Margallo era un político a la romana: jamás consentía que le dijesen lo que debía hacer o decir, él tomaba sus propias decisiones
Es desparpajado, es cruel, es ingenioso, es agudísimo, y no se molesta en ocultarlo por una razón: ya le da todo igual. Tiene 75 años y está disfrutando de lo mejor de esa edad, que es reírse de la sobreactuada solemnidad de los demás. De entre sus antiguos compañeros de partido, no le debe un duro de lealtad a nadie. Hizo, siempre que pudo, lo que le dio la gana, lo que pensó que debía hacer. Y lo mismo al hablar: ahora se comprende que más de tres y más de cuatro (ay, Soraya) temblasen como azogados cada vez que al señor ministro le ponían un micrófono cerca, a poco irritado que anduviese. Margallo era un político a la romana: jamás consentía que le dijesen lo que debía hacer o decir, él tomaba sus propias decisiones.

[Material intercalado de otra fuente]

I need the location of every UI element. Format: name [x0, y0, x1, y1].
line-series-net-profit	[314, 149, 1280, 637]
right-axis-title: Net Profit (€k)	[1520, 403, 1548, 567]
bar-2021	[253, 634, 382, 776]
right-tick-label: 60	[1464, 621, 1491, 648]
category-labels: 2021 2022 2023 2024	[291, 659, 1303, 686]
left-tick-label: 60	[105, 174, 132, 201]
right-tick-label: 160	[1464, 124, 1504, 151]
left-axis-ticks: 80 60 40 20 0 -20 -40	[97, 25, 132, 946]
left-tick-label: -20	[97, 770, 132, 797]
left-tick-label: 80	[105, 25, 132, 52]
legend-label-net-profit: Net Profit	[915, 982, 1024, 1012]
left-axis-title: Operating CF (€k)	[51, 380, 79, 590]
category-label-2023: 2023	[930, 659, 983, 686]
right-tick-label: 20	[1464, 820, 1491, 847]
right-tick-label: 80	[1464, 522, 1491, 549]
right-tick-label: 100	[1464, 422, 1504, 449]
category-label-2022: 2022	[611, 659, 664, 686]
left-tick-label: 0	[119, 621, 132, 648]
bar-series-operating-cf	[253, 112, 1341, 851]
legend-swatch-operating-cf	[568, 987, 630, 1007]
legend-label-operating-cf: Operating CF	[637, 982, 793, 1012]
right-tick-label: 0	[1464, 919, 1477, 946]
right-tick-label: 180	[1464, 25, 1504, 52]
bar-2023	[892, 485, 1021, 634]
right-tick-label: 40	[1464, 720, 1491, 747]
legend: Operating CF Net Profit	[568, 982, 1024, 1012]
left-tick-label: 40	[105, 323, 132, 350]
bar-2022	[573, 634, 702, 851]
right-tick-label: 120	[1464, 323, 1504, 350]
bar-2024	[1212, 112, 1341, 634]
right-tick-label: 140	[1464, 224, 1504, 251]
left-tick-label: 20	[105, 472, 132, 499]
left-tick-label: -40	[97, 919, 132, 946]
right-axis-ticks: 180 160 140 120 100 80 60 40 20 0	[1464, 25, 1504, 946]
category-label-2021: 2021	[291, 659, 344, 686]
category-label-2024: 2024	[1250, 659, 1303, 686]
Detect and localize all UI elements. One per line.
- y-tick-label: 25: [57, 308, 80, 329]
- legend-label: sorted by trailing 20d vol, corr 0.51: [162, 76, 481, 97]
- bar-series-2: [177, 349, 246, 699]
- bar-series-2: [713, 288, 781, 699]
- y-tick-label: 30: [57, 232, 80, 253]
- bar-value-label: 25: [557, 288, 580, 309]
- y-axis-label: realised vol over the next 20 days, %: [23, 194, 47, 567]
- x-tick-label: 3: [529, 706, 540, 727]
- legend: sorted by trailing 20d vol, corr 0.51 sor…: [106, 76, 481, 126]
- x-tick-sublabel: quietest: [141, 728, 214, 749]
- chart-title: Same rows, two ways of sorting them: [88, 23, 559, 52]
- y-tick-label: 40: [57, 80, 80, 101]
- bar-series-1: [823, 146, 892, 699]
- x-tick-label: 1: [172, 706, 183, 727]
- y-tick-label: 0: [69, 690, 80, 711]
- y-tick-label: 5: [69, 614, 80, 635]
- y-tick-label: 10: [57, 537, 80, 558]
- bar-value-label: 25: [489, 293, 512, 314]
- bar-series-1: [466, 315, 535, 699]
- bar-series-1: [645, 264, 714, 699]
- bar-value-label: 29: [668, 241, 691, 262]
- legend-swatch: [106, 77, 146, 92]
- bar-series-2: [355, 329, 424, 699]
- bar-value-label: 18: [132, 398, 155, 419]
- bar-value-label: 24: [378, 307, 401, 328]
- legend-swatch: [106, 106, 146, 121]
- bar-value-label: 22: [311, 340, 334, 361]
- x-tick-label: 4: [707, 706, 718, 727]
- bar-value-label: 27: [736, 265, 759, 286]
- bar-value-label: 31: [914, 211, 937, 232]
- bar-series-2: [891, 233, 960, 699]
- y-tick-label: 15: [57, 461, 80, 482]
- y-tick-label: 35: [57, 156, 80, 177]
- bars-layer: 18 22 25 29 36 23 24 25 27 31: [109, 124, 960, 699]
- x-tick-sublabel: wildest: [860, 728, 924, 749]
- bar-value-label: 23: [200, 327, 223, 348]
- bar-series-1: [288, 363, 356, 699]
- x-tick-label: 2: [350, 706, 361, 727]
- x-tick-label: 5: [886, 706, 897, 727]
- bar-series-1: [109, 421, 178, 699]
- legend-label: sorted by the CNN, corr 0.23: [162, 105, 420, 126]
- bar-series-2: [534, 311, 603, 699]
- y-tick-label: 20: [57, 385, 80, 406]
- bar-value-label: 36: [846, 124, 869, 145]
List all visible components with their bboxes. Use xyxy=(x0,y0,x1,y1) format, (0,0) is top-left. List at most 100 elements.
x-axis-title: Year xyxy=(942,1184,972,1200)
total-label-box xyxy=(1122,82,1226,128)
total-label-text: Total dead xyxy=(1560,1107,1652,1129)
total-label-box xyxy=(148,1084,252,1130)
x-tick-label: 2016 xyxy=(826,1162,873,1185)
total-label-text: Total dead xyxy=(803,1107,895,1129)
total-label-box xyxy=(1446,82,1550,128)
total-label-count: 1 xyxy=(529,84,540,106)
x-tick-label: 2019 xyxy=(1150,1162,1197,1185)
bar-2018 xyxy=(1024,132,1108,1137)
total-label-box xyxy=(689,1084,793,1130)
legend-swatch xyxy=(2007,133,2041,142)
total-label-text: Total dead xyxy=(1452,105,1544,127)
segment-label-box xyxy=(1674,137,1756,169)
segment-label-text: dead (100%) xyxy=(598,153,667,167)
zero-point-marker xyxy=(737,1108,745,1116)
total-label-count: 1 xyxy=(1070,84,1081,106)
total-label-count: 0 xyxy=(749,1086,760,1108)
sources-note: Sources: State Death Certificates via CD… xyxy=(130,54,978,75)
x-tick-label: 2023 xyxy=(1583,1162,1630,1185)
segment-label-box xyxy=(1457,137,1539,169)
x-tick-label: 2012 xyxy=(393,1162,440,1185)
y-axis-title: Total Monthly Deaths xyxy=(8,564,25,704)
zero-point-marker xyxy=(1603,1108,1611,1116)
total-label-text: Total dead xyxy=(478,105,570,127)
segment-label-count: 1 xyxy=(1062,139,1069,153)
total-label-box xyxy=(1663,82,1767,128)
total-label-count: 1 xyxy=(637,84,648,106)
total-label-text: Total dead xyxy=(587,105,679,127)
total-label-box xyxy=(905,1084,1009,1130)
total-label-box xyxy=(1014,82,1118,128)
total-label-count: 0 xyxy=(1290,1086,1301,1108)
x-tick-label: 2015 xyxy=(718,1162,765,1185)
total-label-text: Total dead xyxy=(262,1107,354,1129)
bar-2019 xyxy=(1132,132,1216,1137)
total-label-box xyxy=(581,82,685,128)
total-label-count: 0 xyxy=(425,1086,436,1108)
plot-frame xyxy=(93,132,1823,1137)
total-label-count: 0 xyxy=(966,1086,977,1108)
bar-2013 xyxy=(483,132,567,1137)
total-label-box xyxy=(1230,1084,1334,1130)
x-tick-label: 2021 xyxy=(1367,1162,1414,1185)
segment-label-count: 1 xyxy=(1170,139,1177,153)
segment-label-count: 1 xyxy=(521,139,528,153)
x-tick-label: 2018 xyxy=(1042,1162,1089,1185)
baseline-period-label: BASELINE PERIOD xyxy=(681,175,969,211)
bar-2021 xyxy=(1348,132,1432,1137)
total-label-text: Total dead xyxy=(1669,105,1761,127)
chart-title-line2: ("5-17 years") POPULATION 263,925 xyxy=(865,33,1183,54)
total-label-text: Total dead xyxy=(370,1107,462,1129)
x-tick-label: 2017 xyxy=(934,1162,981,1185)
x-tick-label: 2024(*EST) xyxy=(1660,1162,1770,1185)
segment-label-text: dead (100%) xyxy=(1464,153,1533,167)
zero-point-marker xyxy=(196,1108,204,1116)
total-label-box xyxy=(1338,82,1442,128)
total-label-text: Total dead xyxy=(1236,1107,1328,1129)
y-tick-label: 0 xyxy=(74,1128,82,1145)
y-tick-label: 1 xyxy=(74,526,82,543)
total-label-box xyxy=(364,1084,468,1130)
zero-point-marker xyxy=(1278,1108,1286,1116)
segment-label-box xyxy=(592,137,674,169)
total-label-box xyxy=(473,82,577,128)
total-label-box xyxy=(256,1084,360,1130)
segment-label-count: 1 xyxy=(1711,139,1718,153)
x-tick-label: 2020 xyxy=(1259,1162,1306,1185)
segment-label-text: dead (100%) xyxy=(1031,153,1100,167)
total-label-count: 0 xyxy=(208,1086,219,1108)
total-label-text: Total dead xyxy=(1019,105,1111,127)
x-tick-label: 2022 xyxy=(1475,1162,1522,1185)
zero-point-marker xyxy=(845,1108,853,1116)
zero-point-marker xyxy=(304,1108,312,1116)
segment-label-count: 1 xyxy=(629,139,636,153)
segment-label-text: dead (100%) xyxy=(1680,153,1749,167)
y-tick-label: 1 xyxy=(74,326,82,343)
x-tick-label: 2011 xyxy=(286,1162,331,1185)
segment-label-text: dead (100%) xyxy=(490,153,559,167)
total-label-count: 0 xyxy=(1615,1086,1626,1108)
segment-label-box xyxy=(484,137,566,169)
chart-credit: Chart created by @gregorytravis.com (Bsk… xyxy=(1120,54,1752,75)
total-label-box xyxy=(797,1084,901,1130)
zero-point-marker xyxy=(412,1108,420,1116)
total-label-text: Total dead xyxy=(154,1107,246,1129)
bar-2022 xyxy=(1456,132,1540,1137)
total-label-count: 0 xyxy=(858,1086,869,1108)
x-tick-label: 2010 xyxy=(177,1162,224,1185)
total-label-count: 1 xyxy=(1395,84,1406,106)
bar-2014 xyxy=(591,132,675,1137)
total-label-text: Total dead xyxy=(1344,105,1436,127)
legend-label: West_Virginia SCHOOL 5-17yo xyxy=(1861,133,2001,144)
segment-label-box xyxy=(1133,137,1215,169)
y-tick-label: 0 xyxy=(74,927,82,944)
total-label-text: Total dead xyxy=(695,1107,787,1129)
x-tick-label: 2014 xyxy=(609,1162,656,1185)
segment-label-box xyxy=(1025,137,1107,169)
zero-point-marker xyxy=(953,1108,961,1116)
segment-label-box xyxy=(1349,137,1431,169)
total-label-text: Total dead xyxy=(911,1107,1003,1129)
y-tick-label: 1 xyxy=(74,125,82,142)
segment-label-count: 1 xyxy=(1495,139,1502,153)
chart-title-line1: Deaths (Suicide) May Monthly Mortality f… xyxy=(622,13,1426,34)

Fue siempre de los que preferían pedir perdón a pedir permiso. Pero es que tampoco pedía perdón.
García Margallo ha disfrutado de lo lindo escribiendo este libro. La habrá gozado, sin duda, imaginando el color de la cara de algunos cuando leyesen los párrafos o páginas en que les ensarta, pero sobre todo ha disfrutado con la escritura. Se le nota. Y el gozo de ese elegante desenfado, de ese humor que es, por así decir, gris marengo, porque no llega nunca a negro, se transmite perfectamente al lector. Cada vez quedan menos políticos que sepan, como dice Margallo, “leer y escribir”, y le da a esa expresión su sentido más amplio y exigente.
En fin, una gozada. Pongo el libro en la estantería, junto a los de Calvo-Sotelo.